We are happy to announce that we have received support to continue working on the Ginawaydaganuc project. Ginawaydaganuc is a word from the Algonquin language that loosely translates as “the interconnection of all things.” It is an Algonquin principle outlining our responsibilities to each other and the earth. Our Ginawaydaganuc project is collecting stories about good work being done in Indigenous communities to support Indigenous food sovereignty, especially in the face of challenges made worse by the COVID-19 pandemic. We are getting ready to begin a second round of interviews to learn from more Indigenous people about what food sovereignty means in their communities. If you or someone you know is passionate about food in your community, we would love to include your or their perspective in this project. Please reach out to Sarah Craig at email@example.com, or Rosie Kerr at firstname.lastname@example.org for more information.
Food sovereignty is the right of a people to have access to healthy culturally appropriate foods, to grow and harvest foods produced through sustainable and ecologically sound methods, and for communities to define their own food systems. In our interviews so far, we have heard about the cultural importance of community food and medicine sharing for many communities, especially during COVID-19. We have also heard about the importance of mentorship, youth involvement, and Indigenous languages in the revitalization of Indigenous food practices. We have learned from those we have spoken to so far that food sovereignty doesn’t always begin with food. True to the name of our project we have heard about the connections between food and many other aspects of communities, including water, land, medicine, mental wellness, housing, and community infrastructure.

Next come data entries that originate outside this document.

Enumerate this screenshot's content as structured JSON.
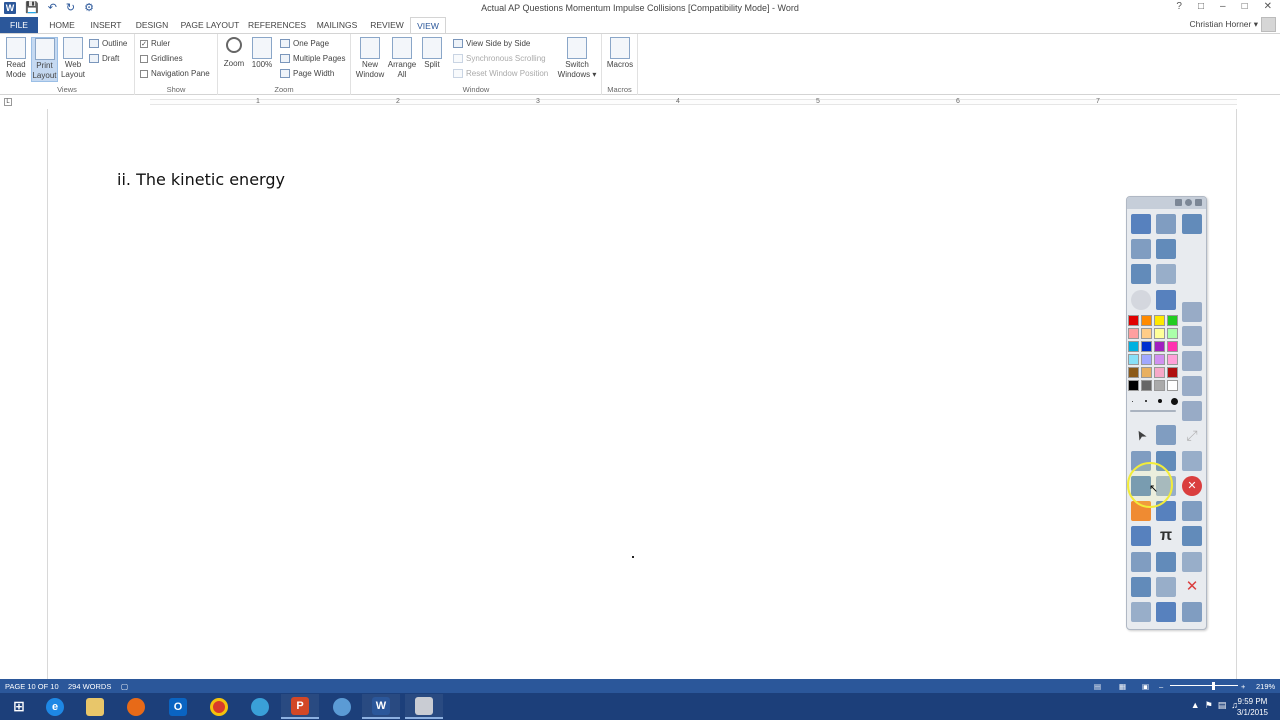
{
  "window": {
    "title": "Actual AP Questions Momentum Impulse Collisions [Compatibility Mode] - Word",
    "controls": [
      "?",
      "□",
      "–",
      "□",
      "✕"
    ],
    "user_name": "Christian Horner ▾"
  },
  "tabs": [
    "FILE",
    "HOME",
    "INSERT",
    "DESIGN",
    "PAGE LAYOUT",
    "REFERENCES",
    "MAILINGS",
    "REVIEW",
    "VIEW"
  ],
  "ribbon": {
    "views": {
      "label": "Views",
      "read_mode": "Read Mode",
      "print_layout": "Print Layout",
      "web_layout": "Web Layout",
      "outline": "Outline",
      "draft": "Draft"
    },
    "show": {
      "label": "Show",
      "ruler": "Ruler",
      "gridlines": "Gridlines",
      "navigation_pane": "Navigation Pane",
      "ruler_checked": true
    },
    "zoom": {
      "label": "Zoom",
      "zoom": "Zoom",
      "hundred": "100%",
      "one_page": "One Page",
      "multiple_pages": "Multiple Pages",
      "page_width": "Page Width"
    },
    "window": {
      "label": "Window",
      "new_window": "New Window",
      "arrange_all": "Arrange All",
      "split": "Split",
      "view_side_by_side": "View Side by Side",
      "synchronous_scrolling": "Synchronous Scrolling",
      "reset_window_position": "Reset Window Position",
      "switch_windows": "Switch Windows ▾"
    },
    "macros": {
      "label": "Macros",
      "macros": "Macros"
    }
  },
  "ruler": {
    "numbers": [
      "1",
      "2",
      "3",
      "4",
      "5",
      "6",
      "7"
    ]
  },
  "document": {
    "text": "ii. The kinetic energy"
  },
  "pen_toolbar": {
    "colors": [
      [
        "#e00000",
        "#ff8a00",
        "#ffe800",
        "#22cc22"
      ],
      [
        "#ff9f9f",
        "#ffcc88",
        "#ffff99",
        "#aaffaa"
      ],
      [
        "#00b0e0",
        "#0030d0",
        "#a020c0",
        "#ff30b0"
      ],
      [
        "#88e0f8",
        "#a0a8ff",
        "#d090f0",
        "#ffa0d8"
      ],
      [
        "#8b5a1a",
        "#e8b060",
        "#f7a8c8",
        "#b01010"
      ],
      [
        "#000000",
        "#666666",
        "#aaaaaa",
        "#ffffff"
      ]
    ]
  },
  "status_bar": {
    "page": "PAGE 10 OF 10",
    "words": "294 WORDS",
    "zoom": "219%",
    "zoom_fraction": 0.62
  },
  "taskbar": {
    "time": "9:59 PM",
    "date": "3/1/2015"
  }
}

There are of course many challenges in this work and we want to hear about those too. Part of this project is working to make sure Indigenous people are heard when it comes to policies that affect their lives. We plan to create articles highlighting diverse perspectives from across Turtle Island (North America). We also plan to create a knowledge sharing platform where Indigenous peoples can learn, connect, and share resources to build food sovereignty programs that are informed by traditional cultural practices as well as modern farming methods. Ginawaydaganuc hopes to help foster connections and relationships toward building community-driven food systems change.